[sr-dev] [Fwd: Re: [Kamailio-Users] TCP supervisor process in Kamailio]

Thu Jul 9 14:51:32 CEST 2009

On Jul 09, 2009 at 14:05, Klaus Darilion <klaus.mailinglists at pernau.at> wrote:
> 
> 
> Andrei Pelinescu-Onciul schrieb:
> >On Jul 09, 2009 at 13:50, Klaus Darilion <klaus.mailinglists at pernau.at> 
> >wrote:
> >>
> >>Andrei Pelinescu-Onciul schrieb:
> >>>On Jul 09, 2009 at 10:27, Klaus Darilion <klaus.mailinglists at pernau.at> 
> >>>wrote:
> >>>>Andrei Pelinescu-Onciul schrieb:
> >>>>>On Jul 07, 2009 at 15:53, Klaus Darilion 
> >>>>><klaus.mailinglists at pernau.at> wrote:
> >>>>>>Hi Andrei!
> >>>>>>
> >>>>>>Do you think this is also relevant for sip-router's TCP 
> >>>>>>implementation?
> >>>>>The elevated priority for tcp_main is a good idea. I'll add a config
> >>>>>option for it (right now there are real time prio config options, but
> >>>>>only for the timer processes).
> >>>>>The rest of the paper does not apply to sr or recent ser versions
> >>>>>(fd cache was implemented long time ago, tcp timers are much better,
> >>>>>there is no known dealdock a.s.o.).
> >>>>Hi Andrei!
> >>>>
> >>>>How are incoming TCP messages handled in detail? e.g. if there is 
> >>>>incoming data on a TCP connection: which process reads the data and 
> >>>>constructs the SIP message? Is this the supervisor (which handles only 
> >>>>full messages over to the TCP workers) or a worker?
> >>>It's the worker ("tcp_receiver" in sercmd ps output).
> >>>The supervisor ("tcp main") passes entire connections to the workers and
> >>>not messages.
> >>>When there is new data on a connection, tcp_main passes it to the
> >>>workers (round-robin). The worker that gets the connection will read
> >>>from it until it exhausts all the received data. After that it will start
> >>>a 5 s timeout. If no new data is received in this interval, it will
> >>>give-up the connection back to tcp_main. If new data is received, the
> >>>timeout will be extended (this timeout will keep connection with heavy
> >>>traffic in the same worker all the time allowing fast handling and it
> >>>will also accommodate traffic peaks).
> >>>
> >>>So a worker will read the data from the tcp connection, build the sip
> >>>message and run the routing script.
> >>So, a worker will read from multiple connections concurrently and as 
> >>soon as it received a full SIP message from any of these connections, it 
> >>will process this single message. After message processing it continues 
> >>reading from the connections. E.g:
> >>
> >>            |------
> >>tcpcon1---->|tcp_receiver
> >>tcpcon2---->|
> >>            |------
> >>
> >>1. data is available on con1: read the data, e.g. a half SIP message
> >>2. data is available on con2: read the data, e.g. a half SIP message
> >>3. data is available on con1: read the data, e.g. the second part of the 
> >>SIP message
> >>4. a complete message is available (con1), process the message
> >>5. data is available on con2: read the data, e.g. the second part of the 
> >>SIP message
> >>6. a complete message is available (con2), process the message
> >>
> >>Is this description correct?
> >
> >Yes, it is.
> 
> So, reading is completely non-blocking? Can it happen that the read from 
> the connection (polling) can block for any reason (in the supervisor or 
> worker)?

Yes, it's non-blocking. I can't say that's impossible to block 
(there can always be a bug in some syscall or some unknown new bug), 
but theoretically is shouldn't ever block (it's designed to be
non-blocking). If it does => critical bug.
So far I've never seen it blocking.

> 
> What about sending? If TCP asynch mode is enabled, who is sending - the 
> worker or the supervisor process? Is it possible that the sending blocks 
> (e.g. due to sending timeout, window-size 0, ...)?
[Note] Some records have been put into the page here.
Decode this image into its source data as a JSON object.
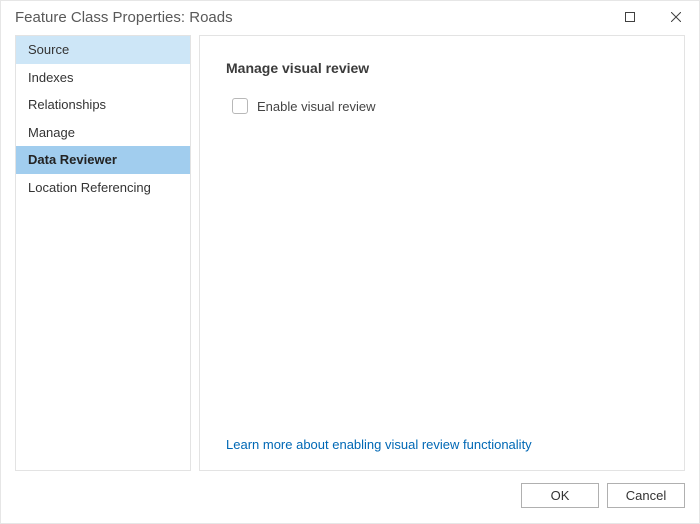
{
  "window": {
    "title": "Feature Class Properties: Roads"
  },
  "sidebar": {
    "items": [
      {
        "label": "Source",
        "state": "hover"
      },
      {
        "label": "Indexes",
        "state": "normal"
      },
      {
        "label": "Relationships",
        "state": "normal"
      },
      {
        "label": "Manage",
        "state": "normal"
      },
      {
        "label": "Data Reviewer",
        "state": "selected"
      },
      {
        "label": "Location Referencing",
        "state": "normal"
      }
    ]
  },
  "panel": {
    "section_title": "Manage visual review",
    "checkbox": {
      "label": "Enable visual review",
      "checked": false
    },
    "learn_more": "Learn more about enabling visual review functionality"
  },
  "buttons": {
    "ok": "OK",
    "cancel": "Cancel"
  }
}
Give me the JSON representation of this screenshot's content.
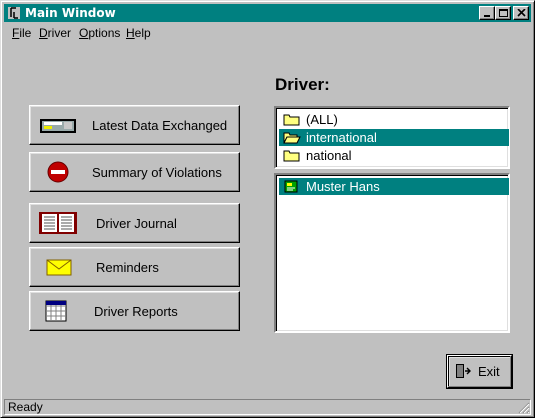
{
  "window": {
    "title": "Main Window"
  },
  "menu": {
    "items": [
      {
        "label": "File",
        "accel": "F",
        "rest": "ile"
      },
      {
        "label": "Driver",
        "accel": "D",
        "rest": "river"
      },
      {
        "label": "Options",
        "accel": "O",
        "rest": "ptions"
      },
      {
        "label": "Help",
        "accel": "H",
        "rest": "elp"
      }
    ]
  },
  "buttons": {
    "latest_data": "Latest Data Exchanged",
    "violations": "Summary of Violations",
    "journal": "Driver Journal",
    "reminders": "Reminders",
    "reports": "Driver Reports"
  },
  "driver_panel": {
    "label": "Driver:",
    "groups": [
      {
        "label": "(ALL)",
        "icon": "folder-icon",
        "selected": false
      },
      {
        "label": "international",
        "icon": "open-folder-icon",
        "selected": true
      },
      {
        "label": "national",
        "icon": "folder-icon",
        "selected": false
      }
    ],
    "drivers": [
      {
        "label": "Muster Hans",
        "icon": "driver-card-icon",
        "selected": true
      }
    ]
  },
  "exit_label": "Exit",
  "status": {
    "text": "Ready"
  },
  "colors": {
    "selection": "#008080",
    "titlebar": "#008080",
    "face": "#c0c0c0"
  }
}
In async mode the sending can be done directly by a "worker" (a tcp reader
process, a udp or sctp receiver) or by the supervisor.
On a fresh connection (no write data queued), a worker will attempt to
send directly. If it fails it enters async mode and it will queue the
data.
On a connection with data already queued (in "async mode"), the worker will
directly queue the data (will not attempt sending directly anymore).
All the "async" queued data is sent by the supervisor (in the future I
might add some write workers if it proves to make a difference in
tests). When all the async data was sent, the connection exists "async
mode" (the next worker will try again to send directly).

Almost all ser-side initiated connections will enter "async" mode when
they are first opened (because the connect() takes time and during the
connect phase the kernel does not queue any data on the socket, so we
 have to do it in ser).

In async mode the send never blocks (with the same disclaimers as for
the non-blocking read).  If no "real" send happens for tcp_send_timeout
(or tcp_connect_timeout if this is a not yet connected connection),
the connection will be closed, a failure will be reported and the
destination will be blacklisted. Same thing happens if the per
connection queued data exceeds tcp_conn_wq_max or the total queued data
in ser exceed tcp_wq_max.

Note that there are two data queues: one in the kernel (the socket write
buffer) and one in ser. Above by queued data I meant the data queued in
ser and not in the kernel.

Andrei